Sophie Primas : « De la pression à l’ asphyxie fiscale : François Hollande n’épargne personne »

Peu de gouvernants auront menti autant au peuple français.

Les mensonges s’enchaînent. Les promesses d’hier tombent dès le lendemain, celles du matin tombent le soir même.

Nous assistons, hallucinés, à la valse des renoncements, à celle des improvisations, des pirouettes, des incertitudes.

Nul n’est épargné. Ni les français « riches », ni ceux issus des classes moyennes, ni mêmes les modestes. Ni les travailleurs, ni les retraités, ni bien sûr (surtout ?) les entreprises.

Chaque jour apporte son lot de nouvelles taxes..

En voici deux nouvelles, parmi la boite à outils fiscale : la contribution climat énergie qui augmentera le prix du gazole et de l’essence progressivement en 2014,2015 et 2016 en augmentant la Taxe Intérieure Brute puis la TVA sans pour autant proposer d’alternative aux consommateurs et qui pénalisera encore l’économie la taxation de l’épargne des français sur les PEL et autres placements familiaux totalement inadmissible par son caractère rétroactif et qui touchera de plein fouet les classes moyennes

De « Hallucinés » , nous sommes désormais « très inquiets » pour notre pays dont chacun de nous entend le grondement.

Oui, il faut réformer la France.

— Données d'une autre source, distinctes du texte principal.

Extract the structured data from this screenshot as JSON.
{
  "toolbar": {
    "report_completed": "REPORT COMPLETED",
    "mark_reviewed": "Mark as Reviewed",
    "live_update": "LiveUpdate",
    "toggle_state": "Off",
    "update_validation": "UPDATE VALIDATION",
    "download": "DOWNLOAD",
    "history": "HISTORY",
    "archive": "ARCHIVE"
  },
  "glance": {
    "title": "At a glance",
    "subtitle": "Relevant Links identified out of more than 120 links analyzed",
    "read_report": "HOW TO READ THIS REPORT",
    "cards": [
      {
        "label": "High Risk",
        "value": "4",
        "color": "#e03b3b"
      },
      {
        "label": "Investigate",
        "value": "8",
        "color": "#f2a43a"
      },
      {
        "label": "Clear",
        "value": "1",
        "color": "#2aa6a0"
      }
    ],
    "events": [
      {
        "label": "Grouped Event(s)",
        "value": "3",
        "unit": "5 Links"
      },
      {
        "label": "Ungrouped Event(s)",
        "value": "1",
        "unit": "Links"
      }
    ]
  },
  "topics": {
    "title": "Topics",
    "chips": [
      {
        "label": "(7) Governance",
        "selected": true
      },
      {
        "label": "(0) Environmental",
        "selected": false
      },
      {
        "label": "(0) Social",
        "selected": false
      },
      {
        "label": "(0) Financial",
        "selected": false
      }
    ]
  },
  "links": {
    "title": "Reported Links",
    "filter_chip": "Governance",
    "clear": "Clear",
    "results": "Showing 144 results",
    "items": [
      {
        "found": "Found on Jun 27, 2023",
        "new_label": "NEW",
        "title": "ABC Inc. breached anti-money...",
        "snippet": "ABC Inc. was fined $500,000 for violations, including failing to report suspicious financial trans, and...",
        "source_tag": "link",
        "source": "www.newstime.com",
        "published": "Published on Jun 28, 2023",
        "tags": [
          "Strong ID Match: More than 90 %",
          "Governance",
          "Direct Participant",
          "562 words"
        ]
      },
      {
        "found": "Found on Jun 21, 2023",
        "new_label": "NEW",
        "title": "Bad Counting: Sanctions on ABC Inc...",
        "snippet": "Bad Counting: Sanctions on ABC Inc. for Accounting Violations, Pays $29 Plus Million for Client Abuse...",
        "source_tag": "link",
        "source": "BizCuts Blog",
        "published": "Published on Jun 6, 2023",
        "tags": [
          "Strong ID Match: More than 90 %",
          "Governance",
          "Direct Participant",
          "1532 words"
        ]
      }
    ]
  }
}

Oui, il nous faut collectivement redresser les comptes publics.

Cela passe avant tout par des économies dans le fonctionnement de l’état, par une amélioration de ses méthodes de travail et de son efficience, par une réforme territoriale majeure et le courage de redessiner une organisation alliant proximité et stratégie, par une réforme globale de notre système de protection sociale, par une baisse massive des charges, normes et contraintes qui pèsent sur nos entreprises.

Redressement également par la participation de tous, il faut avoir le courage de le dire aussi. Faible augmentation sur une base très large : c’est à mon sens la solution …plutôt que la taxation des boissons énergisantes, celle des PEL ou celle du salaire des footballeurs….

Mr le Président, entendez nous, entendez votre ami Gallois dont le rapport était clair, car je crains que l’asphyxie lente que vous nous infligez nous soit, cette fois, fatale.